Shubham Singh Kshatriya

Array.prototype.concat() and the spread operator are commonly used for the same purpose. However, there are a few differences between these two which we will discuss in this shot. But first, let’s recall what these methods are.

Array.prototype.concat()

Array.prototype.concat() is used to merge two or more arrays. This method does not mutate the original array, but instead returns a new array populated with elements of all the arrays that were merged.

array 3 = array1.concat(array2);

Spread operator

The spread operator is denoted by three dots (...). It unpacks elements of iterable objects such as arrays, sets, etc., and maps them into a list. We can use this operator to merge many iterable objects into one.
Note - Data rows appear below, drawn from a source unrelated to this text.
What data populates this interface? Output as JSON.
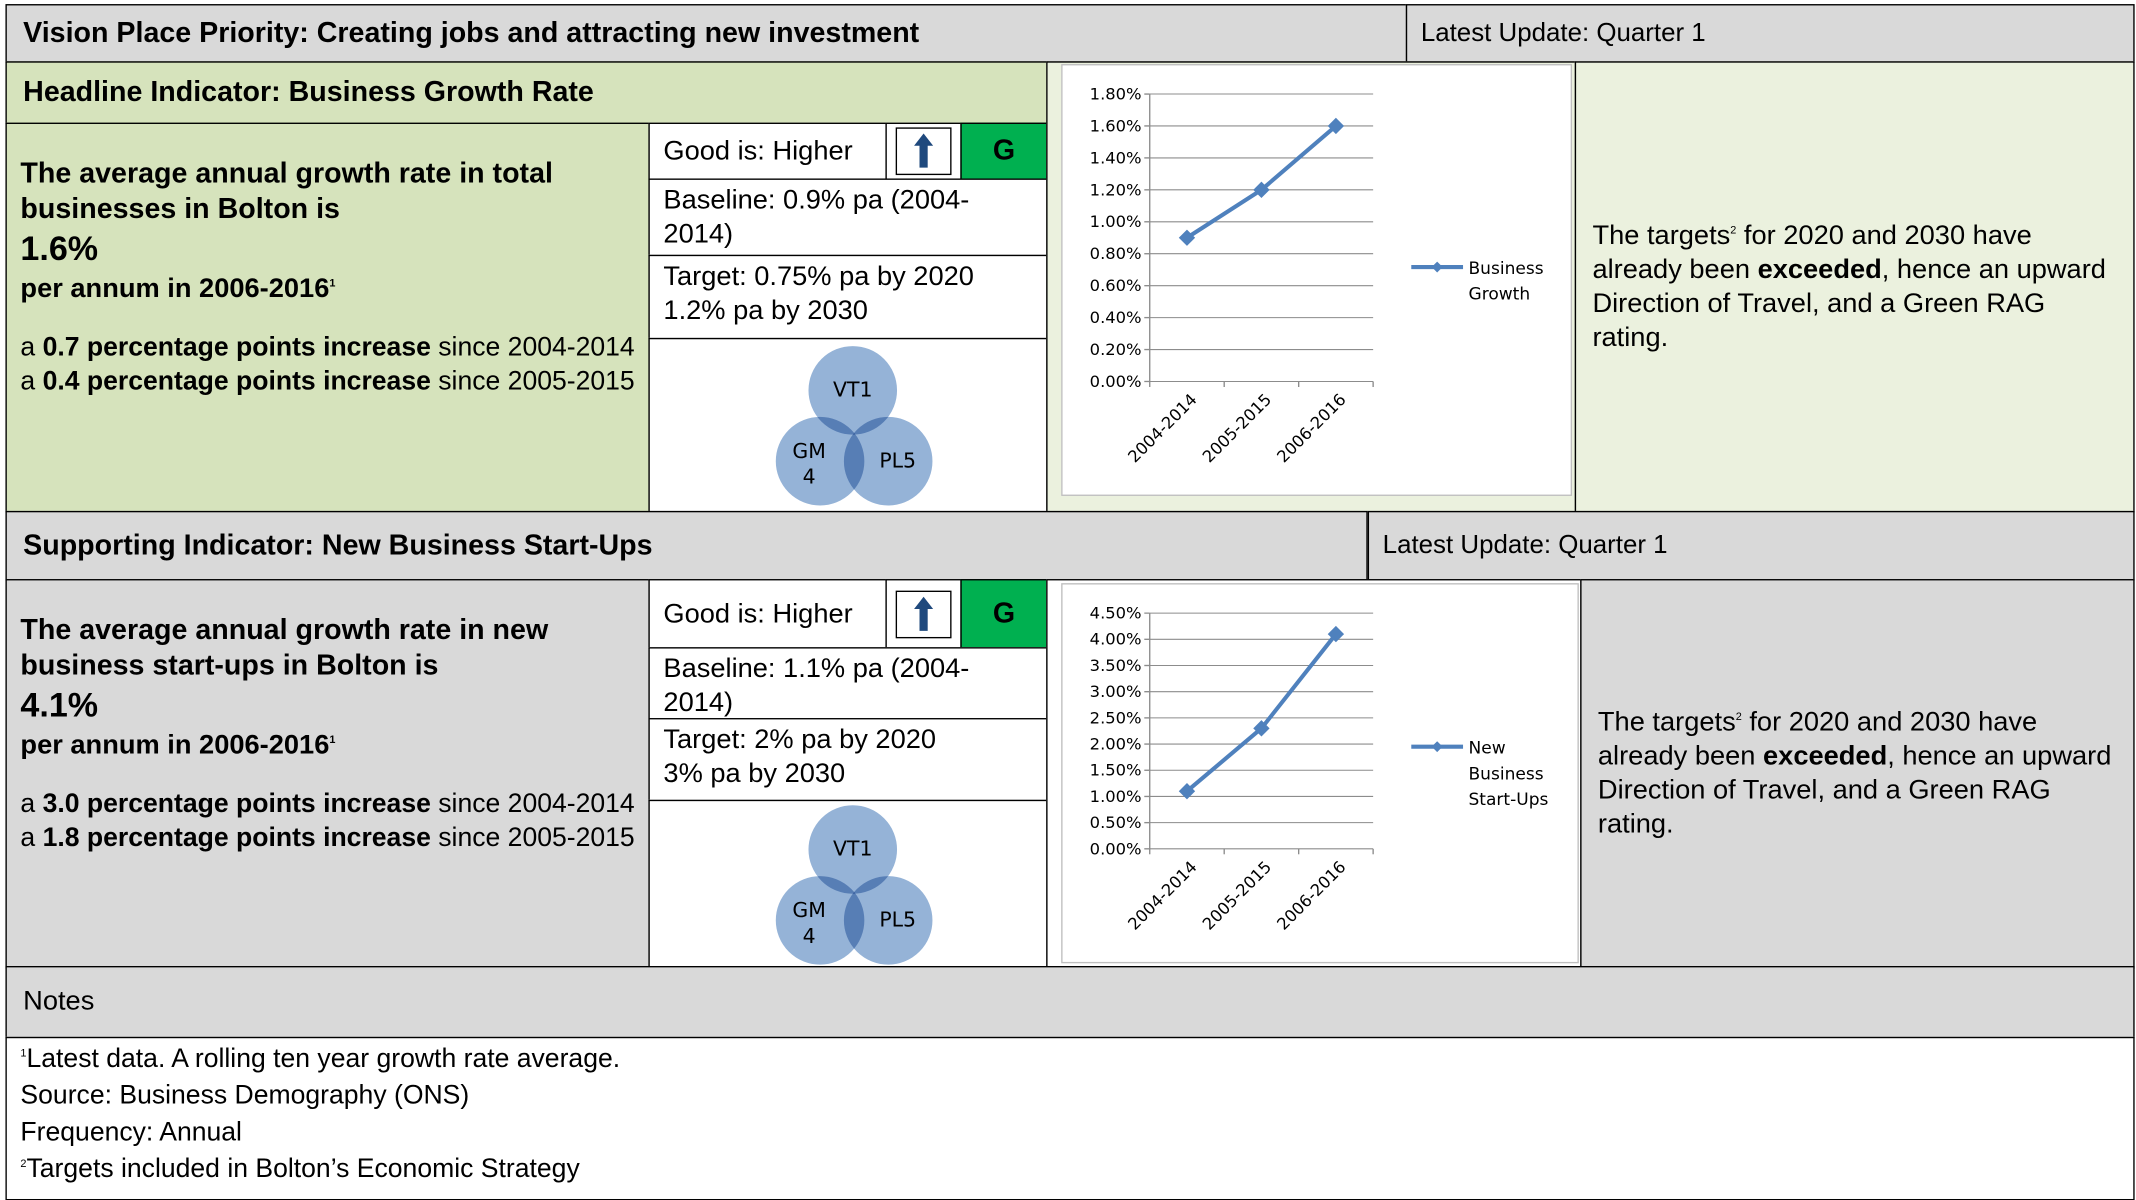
{
  "header": {
    "title": "Vision Place Priority: Creating jobs and attracting new investment",
    "update": "Latest Update: Quarter 1"
  },
  "indicators": [
    {
      "heading": "Headline Indicator: Business Growth Rate",
      "statement": "The average annual growth rate in total businesses in Bolton is",
      "value": "1.6%",
      "period": "per annum in 2006-2016",
      "period_sup": "1",
      "changes": [
        [
          {
            "text": "a "
          },
          {
            "text": "0.7 percentage points increase",
            "bold": true
          },
          {
            "text": " since 2004-2014"
          }
        ],
        [
          {
            "text": "a "
          },
          {
            "text": "0.4 percentage points increase",
            "bold": true
          },
          {
            "text": " since 2005-2015"
          }
        ]
      ],
      "good": "Good is: Higher",
      "rag": "G",
      "baseline": "Baseline: 0.9% pa (2004-2014)",
      "target": [
        "Target: 0.75% pa by 2020",
        "1.2% pa by 2030"
      ],
      "venn": [
        "VT1",
        "GM 4",
        "PL5"
      ],
      "commentary": [
        {
          "text": "The targets"
        },
        {
          "text": "2",
          "sup": true
        },
        {
          "text": " for 2020 and 2030 have already been "
        },
        {
          "text": "exceeded",
          "bold": true
        },
        {
          "text": ", hence an upward Direction of Travel, and a Green RAG rating."
        }
      ],
      "chart": {
        "type": "line",
        "categories": [
          "2004-2014",
          "2005-2015",
          "2006-2016"
        ],
        "series": [
          {
            "name": "Business Growth",
            "color": "#4f81bd",
            "values": [
              0.9,
              1.2,
              1.6
            ]
          }
        ],
        "ylim": [
          0,
          1.8
        ],
        "yticks": [
          {
            "value": 0,
            "label": "0.00%"
          },
          {
            "value": 0.2,
            "label": "0.20%"
          },
          {
            "value": 0.4,
            "label": "0.40%"
          },
          {
            "value": 0.6,
            "label": "0.60%"
          },
          {
            "value": 0.8,
            "label": "0.80%"
          },
          {
            "value": 1,
            "label": "1.00%"
          },
          {
            "value": 1.2,
            "label": "1.20%"
          },
          {
            "value": 1.4,
            "label": "1.40%"
          },
          {
            "value": 1.6,
            "label": "1.60%"
          },
          {
            "value": 1.8,
            "label": "1.80%"
          }
        ],
        "grid": true,
        "legend": "right"
      }
    },
    {
      "heading": "Supporting Indicator: New Business Start-Ups",
      "update": "Latest Update: Quarter 1",
      "statement": "The average annual growth rate in new business start-ups in Bolton is",
      "value": "4.1%",
      "period": "per annum in 2006-2016",
      "period_sup": "1",
      "changes": [
        [
          {
            "text": "a "
          },
          {
            "text": "3.0 percentage points increase",
            "bold": true
          },
          {
            "text": " since 2004-2014"
          }
        ],
        [
          {
            "text": "a "
          },
          {
            "text": "1.8 percentage points increase",
            "bold": true
          },
          {
            "text": " since 2005-2015"
          }
        ]
      ],
      "good": "Good is: Higher",
      "rag": "G",
      "baseline": "Baseline: 1.1% pa (2004-2014)",
      "target": [
        "Target: 2% pa by 2020",
        "3% pa by 2030"
      ],
      "venn": [
        "VT1",
        "GM 4",
        "PL5"
      ],
      "commentary": [
        {
          "text": "The targets"
        },
        {
          "text": "2",
          "sup": true
        },
        {
          "text": " for 2020 and 2030 have already been "
        },
        {
          "text": "exceeded",
          "bold": true
        },
        {
          "text": ", hence an upward Direction of Travel, and a Green RAG rating."
        }
      ],
      "chart": {
        "type": "line",
        "categories": [
          "2004-2014",
          "2005-2015",
          "2006-2016"
        ],
        "series": [
          {
            "name": "New Business Start-Ups",
            "color": "#4f81bd",
            "values": [
              1.1,
              2.3,
              4.1
            ]
          }
        ],
        "ylim": [
          0,
          4.5
        ],
        "yticks": [
          {
            "value": 0,
            "label": "0.00%"
          },
          {
            "value": 0.5,
            "label": "0.50%"
          },
          {
            "value": 1,
            "label": "1.00%"
          },
          {
            "value": 1.5,
            "label": "1.50%"
          },
          {
            "value": 2,
            "label": "2.00%"
          },
          {
            "value": 2.5,
            "label": "2.50%"
          },
          {
            "value": 3,
            "label": "3.00%"
          },
          {
            "value": 3.5,
            "label": "3.50%"
          },
          {
            "value": 4,
            "label": "4.00%"
          },
          {
            "value": 4.5,
            "label": "4.50%"
          }
        ],
        "grid": true,
        "legend": "right"
      }
    }
  ],
  "notes": {
    "title": "Notes",
    "lines": [
      [
        {
          "text": "1",
          "sup": true
        },
        {
          "text": "Latest data.  A rolling ten year growth rate average."
        }
      ],
      [
        {
          "text": "Source: Business Demography (ONS)"
        }
      ],
      [
        {
          "text": "Frequency: Annual"
        }
      ],
      [
        {
          "text": "2",
          "sup": true
        },
        {
          "text": "Targets included in Bolton’s Economic Strategy"
        }
      ]
    ]
  }
}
array3 = [...array1, ...array2];

Differences

  1. concat() and ... act very different when the argument is not an array. If the argument is not an array, concat() will add it as a whole, while ... tries to iterate it and fails if it can’t.
a = [1, 2, 3, 4]
b = 'edpresso';

console.log(a.concat(b)) // [1, 2, 3, 4, 'edpresso']
console.log([...a, ...b]) 
// [1, 2, 3, 4, 'e', 'd', 'p', 'r', 'e', 's', 's', 'o']
a = [1, 2, 3, 4]
b = 100;

console.log(a.concat(b)) // [1, 2, 3, 4, 100]
console.log([...a, ...b]) // TypeError: b is not iterable
  1. concat() is used to add the elements at the end of the array, while ... is used to add elements anywhere in the array.
a = [1, 2, 3, 4]
b = [5, 6, 7, 8]

console.log(a.concat(b)) // [1, 2, 3, 4, 5, 6, 7, 8]
console.log([...b, ...a]) // [5, 6, 7, 8, 1, 2, 3, 4]
  1. concat() will take the value from the generator as it is and will append to the array, while ... will iterate over it and add each element independently.
function* generate() { 
  yield 'edpresso';
}

console.log([.concat(generate())) // ['edpresso']
console.log([...generate()]) // ['e', 'd', 'p', 'r', 'e', 's', 's', 'o']
  1. The concat() method is more efficient and fast when the array size is large. ... is more efficient when the array size is small. Using ... for large array size will give error of Maximum call stack size exceeded, which can be avoided by using the concat() method.